Jones headed back to the business center. He needed to clear his mind. He needed something pure. Fortunately, the business center workstation had Excel. Jones cleaned the formatted the data dump he’d acquired from the train switching panel. As he dug in, he saw that he had the switch logs from the whole of the Mojave railroad network. Jones realized that he could reconstruct weeks worth of train movements. The hours ticked by. Jones generated a small time-series map of train events. Then, he had an idea - he found the selection of logs that matched the date of the news broadcast he’d watched in the Virtual Vegas airport. With luck, he would determine what had caused the train wreck that had made the local news.

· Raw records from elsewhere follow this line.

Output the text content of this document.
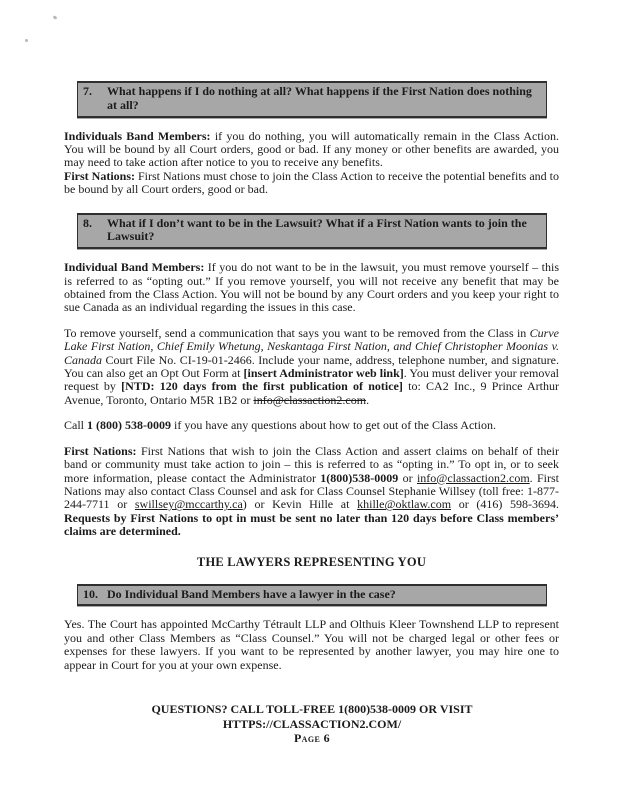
7.	What happens if I do nothing at all? What happens if the First Nation does nothing at all?

Individuals Band Members: if you do nothing, you will automatically remain in the Class Action. You will be bound by all Court orders, good or bad. If any money or other benefits are awarded, you may need to take action after notice to you to receive any benefits.
First Nations: First Nations must chose to join the Class Action to receive the potential benefits and to be bound by all Court orders, good or bad.

8.	What if I don’t want to be in the Lawsuit? What if a First Nation wants to join the Lawsuit?

Individual Band Members: If you do not want to be in the lawsuit, you must remove yourself – this is referred to as “opting out.” If you remove yourself, you will not receive any benefit that may be obtained from the Class Action. You will not be bound by any Court orders and you keep your right to sue Canada as an individual regarding the issues in this case.

To remove yourself, send a communication that says you want to be removed from the Class in Curve Lake First Nation, Chief Emily Whetung, Neskantaga First Nation, and Chief Christopher Moonias v. Canada Court File No. CI-19-01-2466. Include your name, address, telephone number, and signature. You can also get an Opt Out Form at [insert Administrator web link]. You must deliver your removal request by [NTD: 120 days from the first publication of notice] to: CA2 Inc., 9 Prince Arthur Avenue, Toronto, Ontario M5R 1B2 or info@classaction2.com.

Call 1 (800) 538-0009 if you have any questions about how to get out of the Class Action.

First Nations: First Nations that wish to join the Class Action and assert claims on behalf of their band or community must take action to join – this is referred to as “opting in.” To opt in, or to seek more information, please contact the Administrator 1(800)538-0009 or info@classaction2.com. First Nations may also contact Class Counsel and ask for Class Counsel Stephanie Willsey (toll free: 1-877-244-7711 or swillsey@mccarthy.ca) or Kevin Hille at khille@oktlaw.com or (416) 598-3694. Requests by First Nations to opt in must be sent no later than 120 days before Class members’ claims are determined.

THE LAWYERS REPRESENTING YOU
10. Do Individual Band Members have a lawyer in the case?

Yes. The Court has appointed McCarthy Tétrault LLP and Olthuis Kleer Townshend LLP to represent you and other Class Members as “Class Counsel.” You will not be charged legal or other fees or expenses for these lawyers. If you want to be represented by another lawyer, you may hire one to appear in Court for you at your own expense.

QUESTIONS? CALL TOLL-FREE 1(800)538-0009 OR VISIT
HTTPS://CLASSACTION2.COM/
Page 6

Jones began to flow into the code. The business center faded into its own wallpaper. The glow of the computer screen illuminated the room. He could almost hear the snapping of his neurons as they processed, organized and revised the information in front of him. He was creating concepts. He was mapping them onto reality. For the first time in a long time, Jones felt alive. His fingers raced over the keyboard. He hit CTRL-V many times. Finally, leaning back, eyelids blinking, endorphins pumping, Jones saw the pattern.
As he had suspected, it was a faulty switch. Error messages peppered the logs, as some engineer ran the same command over and over and got the same failing result. A bit that didn’t flip, while the train continued on its course to the fiery result. He remembered the railroad spokesperson declaring that this train line had an exceptionally high record of safety. What could cause this exception?
As Jones reviewed the time-series, he saw that the trains had started on a completely irregular series of routes. Instead of moving back and forth between industrial outposts and various mineral deposits, they were circling, looping back on themselves, and meeting up at random junctions. Jones thought about the hastily patched USB port he’d used to get the data in the first place. Such a port could be used to get data out. It could also be used to load programs in.
Marta’s words echoed in his head. “Mad Crab wants to control everything.”
The trains went to Virtual Vegas, they went through Searchlight, they went through the Mojave Preserve, they went through Needles. Jones understood now why he couldn’t find the quantum supercomputer. It was perpetually in transit, rumbling around the Mojave in a boxcar while Mad Crab figured out what to do with it.
He looked at his phone. He wanted to call Agent Moss, and tell her what he’d learned, but his phone was finally dead.
In the distance, Jones heard what sounded like a truck backfiring. Then many trucks. He got up and looked out the window of the business center. Then, gasping, he ducked, and looked up at the computer screen. It was dark. A bullet had destroyed his masterpiece. Jones dropped to the floor.